Odporność na kryzysy
Szczególnym testem dla firmy była pandemia – czas, który wymagał szybkiego działania, odwagi i wykorzystania cyfrowych narzędzi. Transformacja cyfrowa firmy obejmowała nie tylko działania operacyjne, ale też nowe modele kontaktu z klientami – stawiające na wygodę i innowacyjność. W trakcie COVID-19 Żabka intensywnie rozwijała swoją aplikację mobilną, która stała się centralnym narzędziem do obsługi nowych kanałów sprzedaży. Aplikacja umożliwiła zamawianie zakupów online z odbiorem w sklepie. W 2021 r. wprowadziła również koncept Żabka Nano – autonomicznych sklepów bez kas i obsługi, wykorzystujących zaawansowane technologie.

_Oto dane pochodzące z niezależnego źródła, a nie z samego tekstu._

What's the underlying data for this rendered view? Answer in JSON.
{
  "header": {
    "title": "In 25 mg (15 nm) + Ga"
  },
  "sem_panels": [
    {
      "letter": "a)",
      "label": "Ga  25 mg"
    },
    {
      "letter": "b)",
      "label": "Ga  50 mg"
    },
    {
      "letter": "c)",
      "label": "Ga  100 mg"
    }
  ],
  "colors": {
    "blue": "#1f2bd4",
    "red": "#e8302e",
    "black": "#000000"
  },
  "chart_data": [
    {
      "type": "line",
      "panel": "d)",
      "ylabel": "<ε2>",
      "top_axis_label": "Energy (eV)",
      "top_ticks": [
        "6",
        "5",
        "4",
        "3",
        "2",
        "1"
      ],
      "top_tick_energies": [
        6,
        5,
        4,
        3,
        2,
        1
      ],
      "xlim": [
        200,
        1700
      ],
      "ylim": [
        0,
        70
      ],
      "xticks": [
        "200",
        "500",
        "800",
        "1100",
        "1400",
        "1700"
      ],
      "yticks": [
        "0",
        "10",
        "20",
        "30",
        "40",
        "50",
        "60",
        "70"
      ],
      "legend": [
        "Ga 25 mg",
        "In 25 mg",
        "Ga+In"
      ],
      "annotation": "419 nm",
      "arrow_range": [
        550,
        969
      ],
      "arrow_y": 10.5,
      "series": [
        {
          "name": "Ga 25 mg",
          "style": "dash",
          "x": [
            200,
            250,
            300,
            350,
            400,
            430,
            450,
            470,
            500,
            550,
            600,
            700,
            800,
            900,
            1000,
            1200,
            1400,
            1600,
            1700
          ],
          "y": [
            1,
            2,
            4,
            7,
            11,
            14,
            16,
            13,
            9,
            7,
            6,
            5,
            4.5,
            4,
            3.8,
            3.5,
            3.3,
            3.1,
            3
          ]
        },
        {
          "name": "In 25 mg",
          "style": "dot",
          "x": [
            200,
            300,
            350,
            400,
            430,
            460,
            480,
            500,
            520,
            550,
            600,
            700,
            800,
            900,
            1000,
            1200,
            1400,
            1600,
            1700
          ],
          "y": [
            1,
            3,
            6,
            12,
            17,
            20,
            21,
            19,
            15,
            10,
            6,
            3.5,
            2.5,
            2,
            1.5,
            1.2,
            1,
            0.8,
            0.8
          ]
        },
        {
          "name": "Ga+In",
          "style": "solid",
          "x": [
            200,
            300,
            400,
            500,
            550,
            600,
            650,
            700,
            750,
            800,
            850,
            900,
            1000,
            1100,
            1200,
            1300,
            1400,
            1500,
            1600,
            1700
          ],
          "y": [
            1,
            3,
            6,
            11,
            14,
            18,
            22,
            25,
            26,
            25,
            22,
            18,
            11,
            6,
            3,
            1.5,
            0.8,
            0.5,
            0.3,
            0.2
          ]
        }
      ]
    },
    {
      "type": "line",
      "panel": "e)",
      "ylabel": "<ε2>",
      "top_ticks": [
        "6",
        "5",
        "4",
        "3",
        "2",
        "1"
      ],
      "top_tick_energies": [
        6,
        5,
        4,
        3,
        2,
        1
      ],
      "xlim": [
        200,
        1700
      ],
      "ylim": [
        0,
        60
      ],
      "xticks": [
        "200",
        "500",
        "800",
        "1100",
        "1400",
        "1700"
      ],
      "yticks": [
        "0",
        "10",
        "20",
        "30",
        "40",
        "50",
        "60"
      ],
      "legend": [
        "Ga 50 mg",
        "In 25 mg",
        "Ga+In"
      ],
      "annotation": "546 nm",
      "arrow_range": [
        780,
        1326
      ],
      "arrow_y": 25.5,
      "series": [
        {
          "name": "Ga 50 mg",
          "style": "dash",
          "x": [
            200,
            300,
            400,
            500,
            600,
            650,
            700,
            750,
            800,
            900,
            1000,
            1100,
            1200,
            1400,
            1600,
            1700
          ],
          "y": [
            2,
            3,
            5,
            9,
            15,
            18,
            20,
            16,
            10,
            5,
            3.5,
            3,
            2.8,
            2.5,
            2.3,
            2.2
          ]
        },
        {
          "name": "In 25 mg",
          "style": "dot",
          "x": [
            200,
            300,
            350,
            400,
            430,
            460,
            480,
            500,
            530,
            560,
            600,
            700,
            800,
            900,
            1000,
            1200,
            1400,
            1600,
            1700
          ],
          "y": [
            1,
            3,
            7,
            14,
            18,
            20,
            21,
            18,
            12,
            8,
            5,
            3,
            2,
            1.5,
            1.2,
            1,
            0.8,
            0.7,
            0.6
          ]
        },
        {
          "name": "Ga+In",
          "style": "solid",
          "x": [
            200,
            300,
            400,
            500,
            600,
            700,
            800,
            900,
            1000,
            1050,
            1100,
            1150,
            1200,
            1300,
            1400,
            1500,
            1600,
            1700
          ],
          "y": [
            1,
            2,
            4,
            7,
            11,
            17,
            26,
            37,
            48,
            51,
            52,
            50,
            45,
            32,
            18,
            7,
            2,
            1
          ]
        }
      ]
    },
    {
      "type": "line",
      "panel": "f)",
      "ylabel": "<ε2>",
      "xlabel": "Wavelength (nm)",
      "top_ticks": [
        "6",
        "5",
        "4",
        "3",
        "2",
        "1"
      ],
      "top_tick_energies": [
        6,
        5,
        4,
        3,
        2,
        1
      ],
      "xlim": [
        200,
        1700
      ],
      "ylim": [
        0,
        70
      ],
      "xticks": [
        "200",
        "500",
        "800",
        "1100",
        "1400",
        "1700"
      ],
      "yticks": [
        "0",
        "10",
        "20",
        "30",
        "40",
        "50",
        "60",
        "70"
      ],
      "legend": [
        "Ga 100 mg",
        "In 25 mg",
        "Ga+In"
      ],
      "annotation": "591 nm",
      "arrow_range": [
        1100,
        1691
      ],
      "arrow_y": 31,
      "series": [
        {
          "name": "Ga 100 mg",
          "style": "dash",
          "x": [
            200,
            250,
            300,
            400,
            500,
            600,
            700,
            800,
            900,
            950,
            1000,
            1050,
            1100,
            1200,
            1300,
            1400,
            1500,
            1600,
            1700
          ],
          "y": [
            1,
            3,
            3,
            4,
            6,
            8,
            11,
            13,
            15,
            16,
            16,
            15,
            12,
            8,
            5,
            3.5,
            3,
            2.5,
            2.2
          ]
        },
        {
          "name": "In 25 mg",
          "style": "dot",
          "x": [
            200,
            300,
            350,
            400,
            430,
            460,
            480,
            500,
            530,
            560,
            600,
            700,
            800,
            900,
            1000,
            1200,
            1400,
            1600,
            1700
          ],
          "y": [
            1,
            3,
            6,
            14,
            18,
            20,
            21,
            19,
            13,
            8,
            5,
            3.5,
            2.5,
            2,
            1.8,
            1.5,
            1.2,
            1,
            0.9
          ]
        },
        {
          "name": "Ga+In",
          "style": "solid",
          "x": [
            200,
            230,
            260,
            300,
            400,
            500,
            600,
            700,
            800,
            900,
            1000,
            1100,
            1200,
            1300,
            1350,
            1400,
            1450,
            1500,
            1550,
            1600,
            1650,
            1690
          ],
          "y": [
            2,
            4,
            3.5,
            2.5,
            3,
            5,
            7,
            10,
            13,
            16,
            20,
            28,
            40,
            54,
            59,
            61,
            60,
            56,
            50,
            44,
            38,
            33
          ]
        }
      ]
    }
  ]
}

– Po wybuchu pandemii, sklepy opustoszały. Musieliśmy zmierzyć się z gwałtownym spadkiem sprzedaży w naszych kluczowych kategoriach, m.in. hot-dogów. A że sprzedajemy ich 85 milionów rocznie, miało to istotny wpływ na naszą działalność. Wiedzieliśmy, że bez klientów w sklepach nie przetrwamy. Postawiliśmy na technologię i aplikację mobilną. Wprowadziliśmy nowatorskie sposoby przyciągania klientów, dzięki czemu skutecznie odbudowaliśmy sprzedaż – opowiadał Tomasz Blicharski.
Nie mniej istotne niż technologie okazało się podejście do pracy i codziennego działania – nastawione na rozwój i uczenie się w zmiennym otoczeniu.
– Nastawienie na ciągły rozwój ma kluczowe znaczenie. Nie da się kontrolować wszystkiego, co dzieje się na rynku, ale jeśli jesteśmy otwarci na uczenie się i wyciąganie wniosków, znacznie łatwiej jest stawić czoła wyzwaniom – podkreślił Tomasz Blicharski.